Table 3: The ANOVA table comparing the fit of a model ( Model A) with $p$ predictors with that of one (Model B) with $(p-k)$ predictors

The partial $F$-test tests the null hypothesis that all of the slope parameters included in Model A but omitted from Model B are equal to zero. The alternative hypothesis is that at least one of the additional parameters in Model A is not equal to 0. 

The appropriate test statistic ($F$) is the ratio of extra mean sum of squares in Model A to the mean residual sum of squares from Model A. Under the null hypothesis, this test statistic follows an $F$-distribution:

$$\text{Under } H_0: F = \frac{MS_{REG_X}}{MS_{RES}} \sim F_{k,(n-(p+1))}$$


*Example*: We can use ```anova()``` to conduct a partial F-test to compare Models 1 and 3: 

+ $H_0:$ Model 1 is the better fit 
+ $H_0:$ Model 3 is the better fit


In [2]:
anova(model1, model3)

Res.Df,RSS,Df,Sum of Sq,F,Pr(>F)
1172,328608.3,,,,
1171,316482.2,1.0,12126.13,44.86728,3.266475e-11


The $F$-statistic is 44.87 with a $p$-value of $3.23\times 10^{-11}$. This is strong evidence against the null, and hence the data indicates that Model 3 is the better fit. 

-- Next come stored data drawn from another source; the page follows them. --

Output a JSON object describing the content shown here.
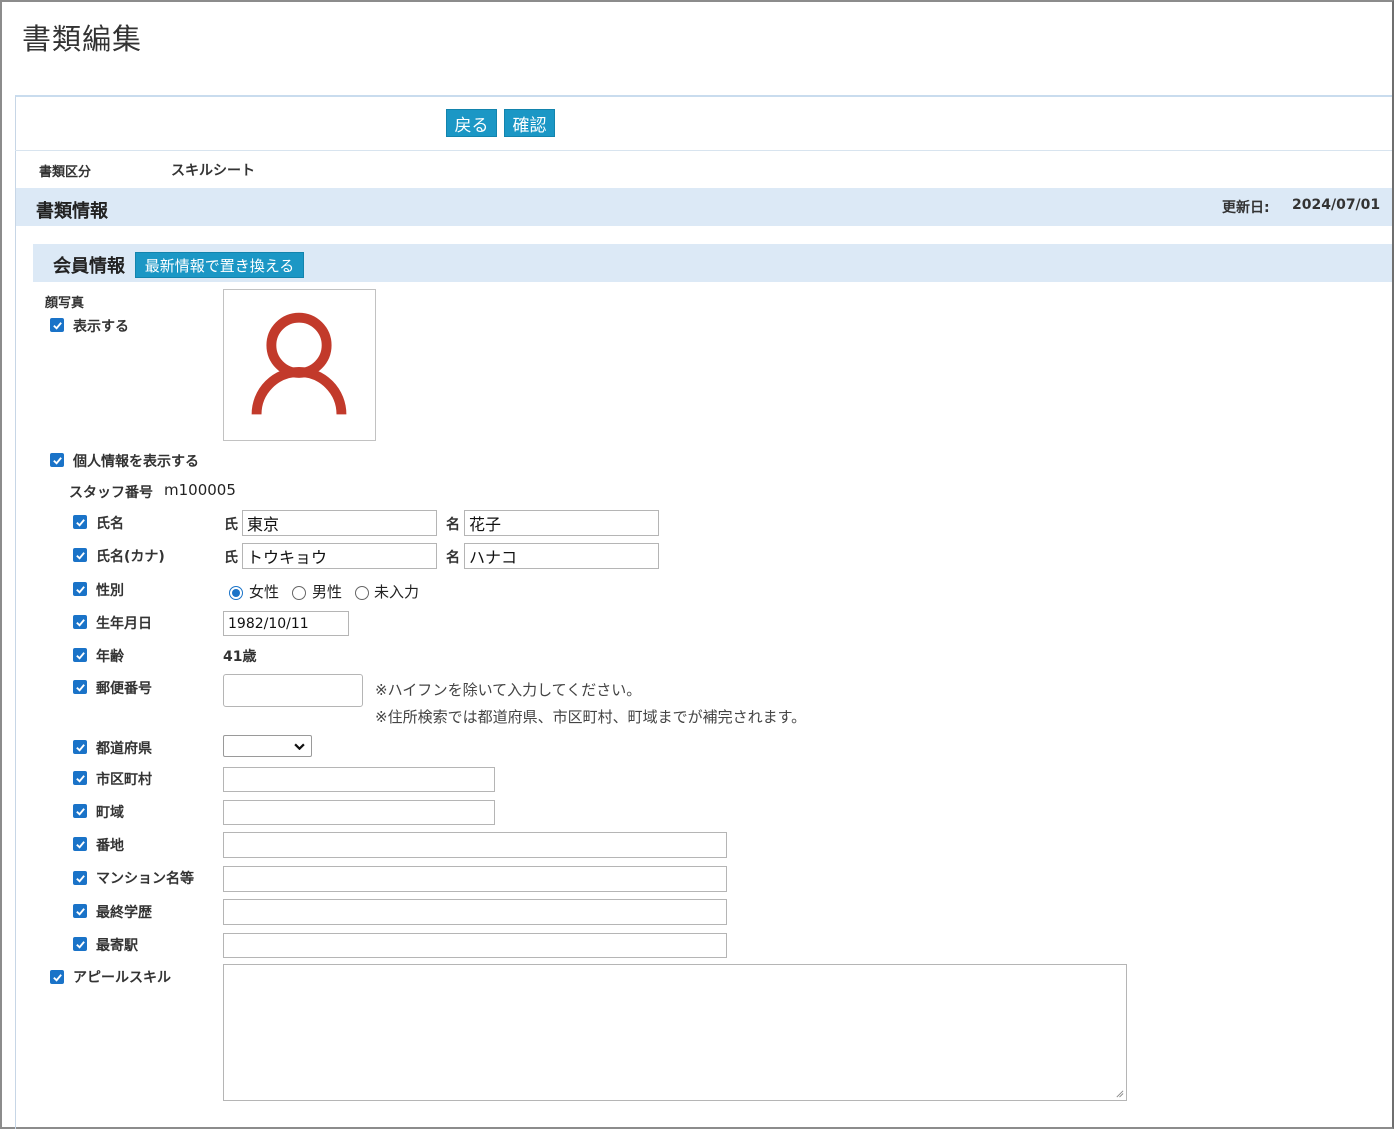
{
  "page_title": "書類編集",
  "toolbar": {
    "back_label": "戻る",
    "confirm_label": "確認"
  },
  "doc_type": {
    "label": "書類区分",
    "value": "スキルシート"
  },
  "doc_info": {
    "title": "書類情報",
    "updated_label": "更新日:",
    "updated_value": "2024/07/01"
  },
  "member": {
    "title": "会員情報",
    "replace_label": "最新情報で置き換える",
    "photo_label": "顔写真",
    "photo_show_label": "表示する",
    "personal_show_label": "個人情報を表示する",
    "staff_no_label": "スタッフ番号",
    "staff_no_value": "m100005",
    "fields": {
      "name": {
        "label": "氏名",
        "last_prefix": "氏",
        "last_value": "東京",
        "first_prefix": "名",
        "first_value": "花子"
      },
      "kana": {
        "label": "氏名(カナ)",
        "last_prefix": "氏",
        "last_value": "トウキョウ",
        "first_prefix": "名",
        "first_value": "ハナコ"
      },
      "gender": {
        "label": "性別",
        "options": [
          "女性",
          "男性",
          "未入力"
        ],
        "selected": "女性"
      },
      "birthday": {
        "label": "生年月日",
        "value": "1982/10/11"
      },
      "age": {
        "label": "年齢",
        "value": "41歳"
      },
      "postal": {
        "label": "郵便番号",
        "value": "",
        "note1": "※ハイフンを除いて入力してください。",
        "note2": "※住所検索では都道府県、市区町村、町域までが補完されます。"
      },
      "prefecture": {
        "label": "都道府県",
        "value": ""
      },
      "city": {
        "label": "市区町村",
        "value": ""
      },
      "town": {
        "label": "町域",
        "value": ""
      },
      "block": {
        "label": "番地",
        "value": ""
      },
      "building": {
        "label": "マンション名等",
        "value": ""
      },
      "education": {
        "label": "最終学歴",
        "value": ""
      },
      "station": {
        "label": "最寄駅",
        "value": ""
      },
      "appeal": {
        "label": "アピールスキル",
        "value": ""
      }
    }
  },
  "colors": {
    "accent": "#1b97c5",
    "checkbox": "#1a73c8",
    "section_bg": "#dce9f6",
    "avatar": "#c23a2b"
  },
  "icons": {
    "checkbox": "check-icon",
    "avatar": "user-avatar-icon",
    "select": "chevron-down-icon"
  }
}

In this case, the two models only differed by one variable (mother's height) and so the hypotheses could be re-written as: 

+ $H_0: \beta_2=0$, where $\beta_2$ is the regression coefficient for mother's height. 
+ $H_0: \beta_2 \neq 0$. 

In other words, when the models only differ by one variable, the partial F test is equivalent to the t test of the null hypothesis that the regression coefficient for that variable is equal to 0. Notice in our example that the results of the partial F test are the same as the t-test for $\beta_2=0$, with $F=t^2$. 

For this reason, partial F tests are more useful in situations where we wish to compare models that differ by more than one variable.